Пришлось остаться и битых полчаса слушать вдребезги пьяную ахинею. Отдуваясь и сопя, порой подолгу молча жуя губами, Рукавишников „п-п-п-а-аазволил себе п-п-предложить нашему вниманию“ свой план того, как вообще жить и работать писателям. Оказалось, что надо построить огромный дворец на берегу моря или хотя бы Москвы-реки… м-м-дааа… дворец из стекла и мрррамо-ра… и ал-л-лю-ми-ния… м-м-мда-а… и чтобы все комнаты и красивые одежды… эдакие хитоны… — и как его? Это самое… — коммунальное питание».

На что похоже? Стоит пролистать книгу в обратную сторону, и в главе «Отличник» наткнемся на завистливые слова нынешнего стихотворца, который из нашего времени видит былой Союз писателей в точном сходстве с фантазией пьяного дурака.

Отличие только в современном жаргоне: «Халявная хавка и дринч на декадах национальных искусств». Хотя, впрочем, «белоснежные санатории над лазурью зерцала вод» — почти Рукавишников.

Конечно, ассоциация не случайна.

Дальше:

«И чтобы тут же были художники. Художники пишут картины, а музыканты играют на инструментах, а кроме того, замечательнейшая тут же библиотека, вроде Публичной, и хорошее купание. И когда рабоче-крестьянскому пр-р-равительству нужна трагедия или — как ее там? — опера, то сейчас это все кол-л-лективно сочиняют з-з-звучные слова и рисуют декорацию, и все вместе делают пластические позы и музыку на инструментах. Таким образом, ар-р-ртель и красивая жизнь, и пускай все будут очень сча-а-астливы. Величина театрального зала должна равняться тысяча пятистам сорока восьми с половиной квадратным саженям, а каждая комната — восемь сажен в длину и столько же в ширину. И в каждой комнате обязательно умывальник с эмалированным тазом.

Луначарскому, видимо, было неловко, он смущенно на нас поглядел, но у нас лица были каменные».

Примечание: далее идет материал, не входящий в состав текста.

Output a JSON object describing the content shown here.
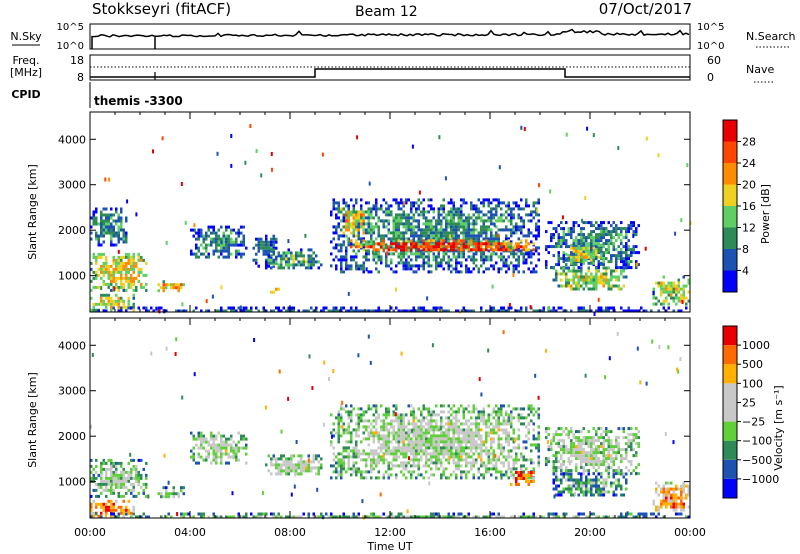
{
  "header": {
    "title": "Stokkseyri (fitACF)",
    "beam": "Beam 12",
    "date": "07/Oct/2017"
  },
  "sky_panel": {
    "left_label": "N.Sky",
    "left_ticks": [
      "10^5",
      "10^0"
    ],
    "right_ticks": [
      "10^5",
      "10^0"
    ],
    "right_label": "N.Search"
  },
  "freq_panel": {
    "left_label_1": "Freq.",
    "left_label_2": "[MHz]",
    "left_ticks": [
      "18",
      "8"
    ],
    "right_ticks": [
      "60",
      "0"
    ],
    "right_label": "Nave"
  },
  "cpid": {
    "label": "CPID",
    "value": "themis -3300"
  },
  "x_axis": {
    "ticks": [
      "00:00",
      "04:00",
      "08:00",
      "12:00",
      "16:00",
      "20:00",
      "00:00"
    ],
    "label": "Time UT"
  },
  "chart_data": [
    {
      "type": "heatmap",
      "panel": "power",
      "ylabel": "Slant Range [km]",
      "y_ticks": [
        "1000",
        "2000",
        "3000",
        "4000"
      ],
      "ylim": [
        200,
        4600
      ],
      "xlim": [
        0,
        24
      ],
      "colorbar_label": "Power [dB]",
      "colorbar_ticks": [
        "4",
        "8",
        "12",
        "16",
        "20",
        "24",
        "28"
      ],
      "colorbar_colors": [
        "#0000ff",
        "#1c52b2",
        "#2e8b57",
        "#5fcf64",
        "#f0d020",
        "#ff8c00",
        "#ff4500",
        "#e60000"
      ],
      "echo_regions": [
        {
          "t0": 0.0,
          "t1": 1.8,
          "r0": 250,
          "r1": 600,
          "level": 0.55
        },
        {
          "t0": 0.0,
          "t1": 2.3,
          "r0": 700,
          "r1": 1500,
          "level": 0.55
        },
        {
          "t0": 0.0,
          "t1": 1.5,
          "r0": 1700,
          "r1": 2500,
          "level": 0.3
        },
        {
          "t0": 2.7,
          "t1": 3.8,
          "r0": 650,
          "r1": 900,
          "level": 0.65
        },
        {
          "t0": 4.0,
          "t1": 6.2,
          "r0": 1400,
          "r1": 2100,
          "level": 0.3
        },
        {
          "t0": 6.5,
          "t1": 7.5,
          "r0": 1200,
          "r1": 1900,
          "level": 0.25
        },
        {
          "t0": 7.0,
          "t1": 9.3,
          "r0": 1150,
          "r1": 1600,
          "level": 0.35
        },
        {
          "t0": 7.2,
          "t1": 7.6,
          "r0": 650,
          "r1": 800,
          "level": 0.65
        },
        {
          "t0": 9.6,
          "t1": 18.0,
          "r0": 1100,
          "r1": 2700,
          "level": 0.3
        },
        {
          "t0": 10.3,
          "t1": 17.8,
          "r0": 1550,
          "r1": 1800,
          "level": 0.85
        },
        {
          "t0": 10.0,
          "t1": 11.0,
          "r0": 1900,
          "r1": 2500,
          "level": 0.6
        },
        {
          "t0": 18.2,
          "t1": 22.0,
          "r0": 1200,
          "r1": 2200,
          "level": 0.3
        },
        {
          "t0": 18.5,
          "t1": 21.5,
          "r0": 700,
          "r1": 1200,
          "level": 0.5
        },
        {
          "t0": 19.0,
          "t1": 20.5,
          "r0": 1300,
          "r1": 1700,
          "level": 0.55
        },
        {
          "t0": 22.5,
          "t1": 24.0,
          "r0": 350,
          "r1": 1000,
          "level": 0.5
        },
        {
          "t0": 0.0,
          "t1": 24.0,
          "r0": 200,
          "r1": 320,
          "level": 0.2
        }
      ]
    },
    {
      "type": "heatmap",
      "panel": "velocity",
      "ylabel": "Slant Range [km]",
      "y_ticks": [
        "1000",
        "2000",
        "3000",
        "4000"
      ],
      "ylim": [
        200,
        4600
      ],
      "xlim": [
        0,
        24
      ],
      "colorbar_label": "Velocity [m s⁻¹]",
      "colorbar_ticks": [
        "1000",
        "500",
        "100",
        "25",
        "−25",
        "−100",
        "−500",
        "−1000"
      ],
      "colorbar_colors": [
        "#0000ff",
        "#1c52b2",
        "#2e8b57",
        "#5fcf3a",
        "#c8c8c8",
        "#c8c8c8",
        "#ffb000",
        "#ff6a00",
        "#e60000"
      ],
      "echo_regions": [
        {
          "t0": 0.0,
          "t1": 1.8,
          "r0": 250,
          "r1": 600,
          "level": 0.85
        },
        {
          "t0": 0.0,
          "t1": 2.3,
          "r0": 700,
          "r1": 1500,
          "level": 0.45
        },
        {
          "t0": 2.7,
          "t1": 3.8,
          "r0": 650,
          "r1": 900,
          "level": 0.45
        },
        {
          "t0": 4.0,
          "t1": 6.2,
          "r0": 1400,
          "r1": 2100,
          "level": 0.5
        },
        {
          "t0": 7.0,
          "t1": 9.3,
          "r0": 1150,
          "r1": 1600,
          "level": 0.5
        },
        {
          "t0": 9.6,
          "t1": 18.0,
          "r0": 1100,
          "r1": 2700,
          "level": 0.5
        },
        {
          "t0": 16.8,
          "t1": 17.8,
          "r0": 950,
          "r1": 1300,
          "level": 0.85
        },
        {
          "t0": 18.2,
          "t1": 22.0,
          "r0": 1200,
          "r1": 2200,
          "level": 0.5
        },
        {
          "t0": 18.5,
          "t1": 21.5,
          "r0": 700,
          "r1": 1200,
          "level": 0.35
        },
        {
          "t0": 22.5,
          "t1": 24.0,
          "r0": 350,
          "r1": 1000,
          "level": 0.75
        },
        {
          "t0": 0.0,
          "t1": 24.0,
          "r0": 200,
          "r1": 320,
          "level": 0.4
        }
      ]
    }
  ]
}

Пьяный, пьяный, а все угадал, включая тоталитарную гигантоманию: прямо Дворец Советов, который должен был взметнуться на месте разрушенного храма Христа. Дворец, правда, остался в проекте, успели, как водится, только разрушить «до основанья», — но Союз писателей действительно состоялся. Описанные блага достались лишь избранным, дворец из мрамора и стекла застрял на стадии метафоры, однако нельзя сказать, что неосязаемой. Вне Союза, вне его центростремительной силы никто из пишущих и печатающихся (исключения единичны) существовать не решился. Практически это бы означало — не допускаться к читателю…

Но усердию, как и желанию быть запроданным, тоже должны быть границы. Даже их, это похвальнейшее желание и это одобряемое усердие, власть не может пустить на самотек — иначе и они попадут под подозрение в чрезмерной инициативности. То есть — самостоятельности.

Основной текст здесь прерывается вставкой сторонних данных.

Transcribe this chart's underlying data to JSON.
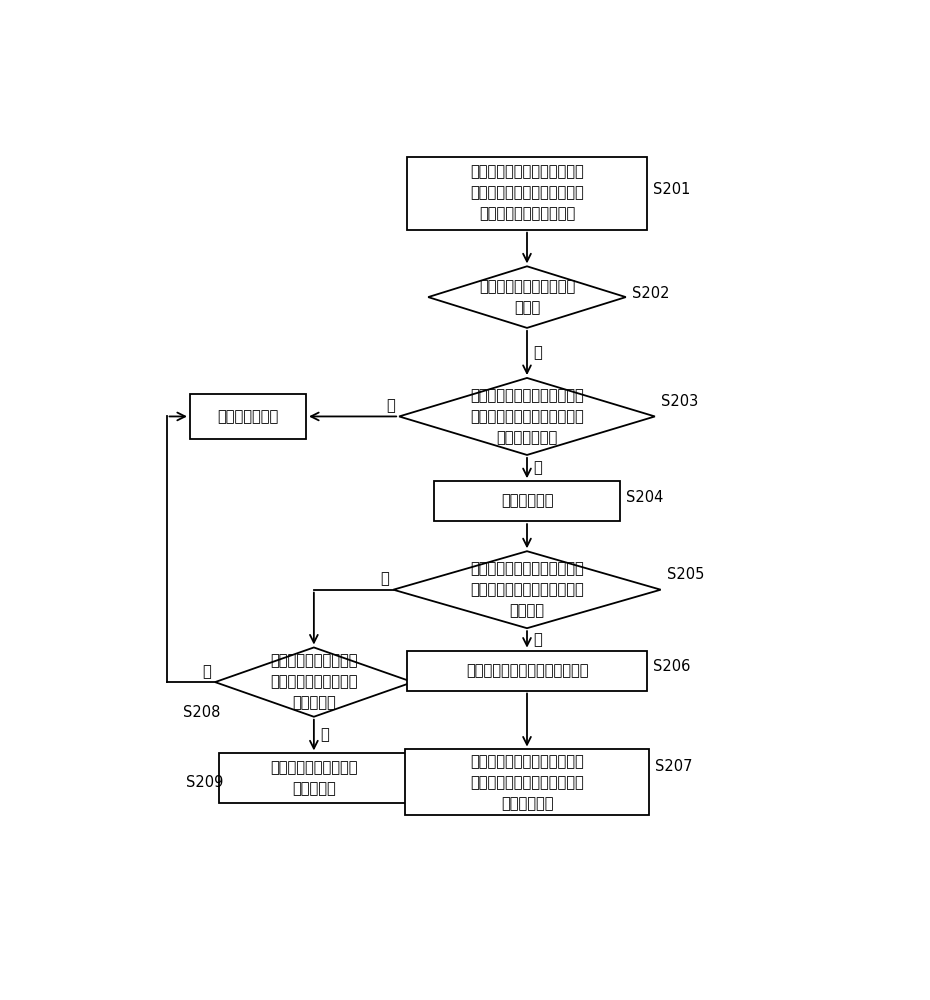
{
  "bg_color": "#ffffff",
  "box_edge_color": "#000000",
  "arrow_color": "#000000",
  "text_color": "#000000",
  "line_width": 1.3,
  "font_size": 10.5,
  "s201_text": "预先设置快速启动拍照的指纹\n信息和用于解锁终端的解锁指\n纹信息，并对其进行保存",
  "s202_text": "检测终端当前是否处于待\n机状态",
  "s203_text": "检测终端的指纹识别按键被按\n下而触发中断的时间是否超过\n预设的时间阈值",
  "standby_text": "停留在待机状态",
  "s204_text": "启动指纹识别",
  "s205_text": "检测用户当前输入的指纹信息\n是否为预设的快速启动拍照的\n指纹信息",
  "s208_text": "检测用户当前输入的指\n纹信息是否为预设的解\n锁指纹信息",
  "s206_text": "直接启动摄像头进行隐蔽式拍照",
  "s209_text": "执行终端解锁操作，进\n入操作系统",
  "s207_text": "当拍照完成时，使终端产生振\n动用以作为拍照成功的标志，\n从而提示用户",
  "yes": "是",
  "no": "否",
  "labels": [
    "S201",
    "S202",
    "S203",
    "S204",
    "S205",
    "S206",
    "S207",
    "S208",
    "S209"
  ]
}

Как и вышло когда-то с женщиной, чья личность, по меньшей мере, неординарна.

Железная старуха

Товарищ Шагинян:

Искусственное ухо

Рабочих и крестьян, —

на что намекала эпиграмма, ходившая устно? Уж конечно не только на непробиваемую глухоту (когда Мариэтта Сергеевна не желала слушать контраргументы, она выключала слуховой аппарат — удобный способ полемики).

Тут сам трехстопный обрывистый ямб словно воспроизводит взрывной, однако оглядчивый характер «старухи». Если не искусственность самих по себе страстей, которые, будем справедливы, порой заносили ее в сторону, неугодную для власти, то их конечную направленность в искусственное русло.